Friday 7 June 2013

Favour Working People Who Can Pay Rents During Austerity



There is likely to be a decade of austerity for the UK as she slowly tries to restore her output, which is still shrinking, but not at an alarming rate. It does need to start growing again however, and unemployment needs to be addressed especially among the young. The burden upon the nations welfare benefits is crippling us too and these things need radical change. Sometimes workers are penalised and unemployed get over prioritised. This leads to a real fear of working for nothing and deny oneself affordable accommodation. (If you work)



If Councils all over the country allowed young people to go on waiting lists with special care to promote working people who can pay rents back into government coffers, it will ease the strain on social service provision. Also it would motivate people to work, because many believe they can't get cheap affordable rents unless they keep themselves in urgent need. Unemployed with children get prioritised. This forces people to throw themselves at the mercy of the state by becoming needy. Employed people are pushed to the back of the housing queue, because they are not so needy in local council views.

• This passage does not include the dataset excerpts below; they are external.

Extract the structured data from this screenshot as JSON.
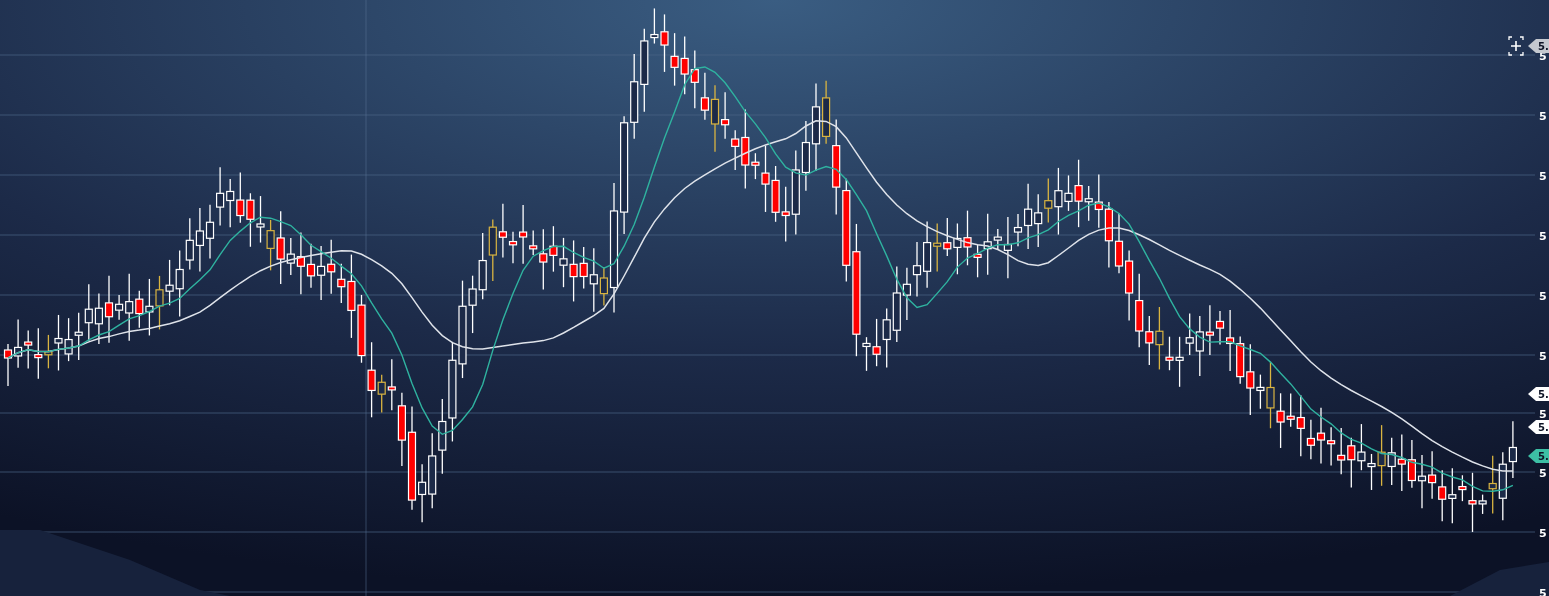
{
  "chart": {
    "axis_labels": [
      "5",
      "5",
      "5",
      "5",
      "5",
      "5",
      "5",
      "5",
      "5",
      "5"
    ]
  },
  "price_tags": [
    {
      "text": "5.",
      "color": "#c4c8cf"
    },
    {
      "text": "5.",
      "color": "#ffffff"
    },
    {
      "text": "5.",
      "color": "#ffffff"
    },
    {
      "text": "5.",
      "color": "#3dbfa5"
    }
  ]
}
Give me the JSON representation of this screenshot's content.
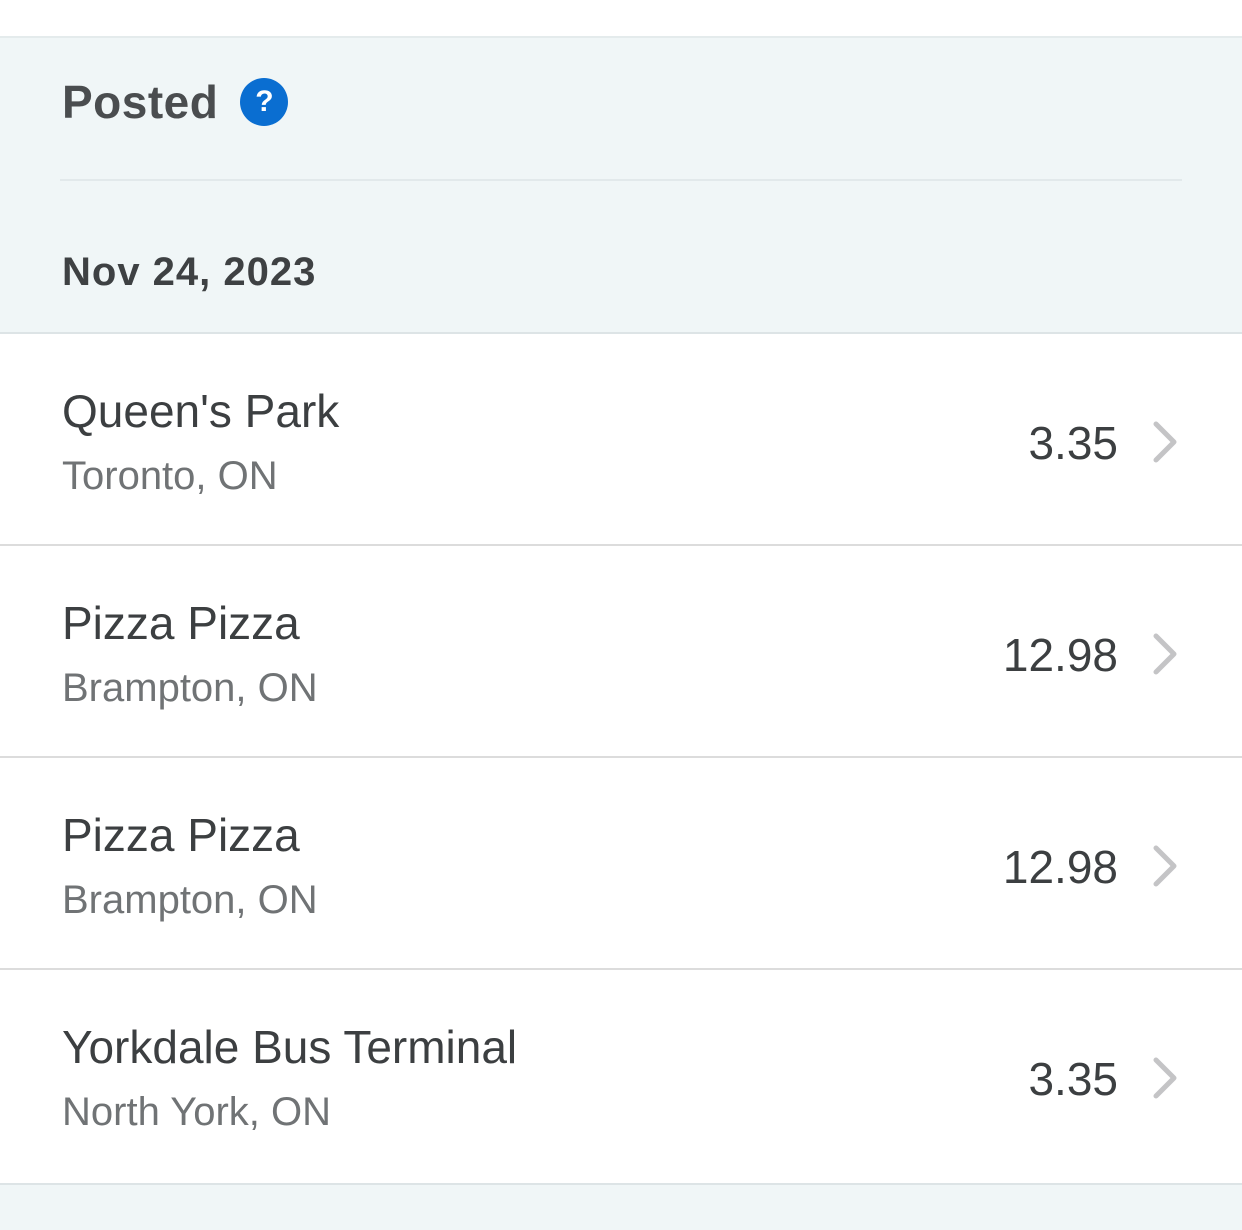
{
  "section": {
    "title": "Posted",
    "help_icon_glyph": "?",
    "help_icon_color": "#0a6ed1",
    "date": "Nov 24, 2023"
  },
  "transactions": [
    {
      "merchant": "Queen's Park",
      "location": "Toronto, ON",
      "amount": "3.35"
    },
    {
      "merchant": "Pizza Pizza",
      "location": "Brampton, ON",
      "amount": "12.98"
    },
    {
      "merchant": "Pizza Pizza",
      "location": "Brampton, ON",
      "amount": "12.98"
    },
    {
      "merchant": "Yorkdale Bus Terminal",
      "location": "North York, ON",
      "amount": "3.35"
    }
  ],
  "icons": {
    "help": "help-icon",
    "row_disclosure": "chevron-right-icon"
  }
}
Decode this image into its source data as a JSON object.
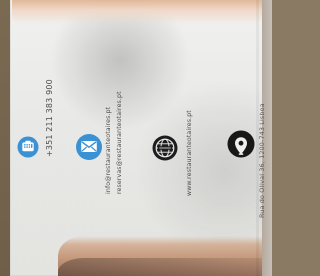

It has become a vicious cycle where needy are put first above all people, especially working people who can afford to pay rents. Instead they go to; over charging, private land lords, and the government does not have these rents coming back into the system. Instead unemployed and needy people are taking money out of the welfare system constantly. This can't go on, because if too many young people can't afford to work, then the nations output will be drained. Young people in work must be given better opportunity to have council accommodation where by local town governments begin to earn from their rentable properties. 

With knowledge of working people being given stronger priority, many young people will try to get work more aggressively as I believe the current protocols of gaining rented accommodation, encourage apathy. I firmly believe that our country needs to change its policy on allocating council rented houses for working people. It would motivate people and local councils will earn from the rents rather then drain the social welfare system.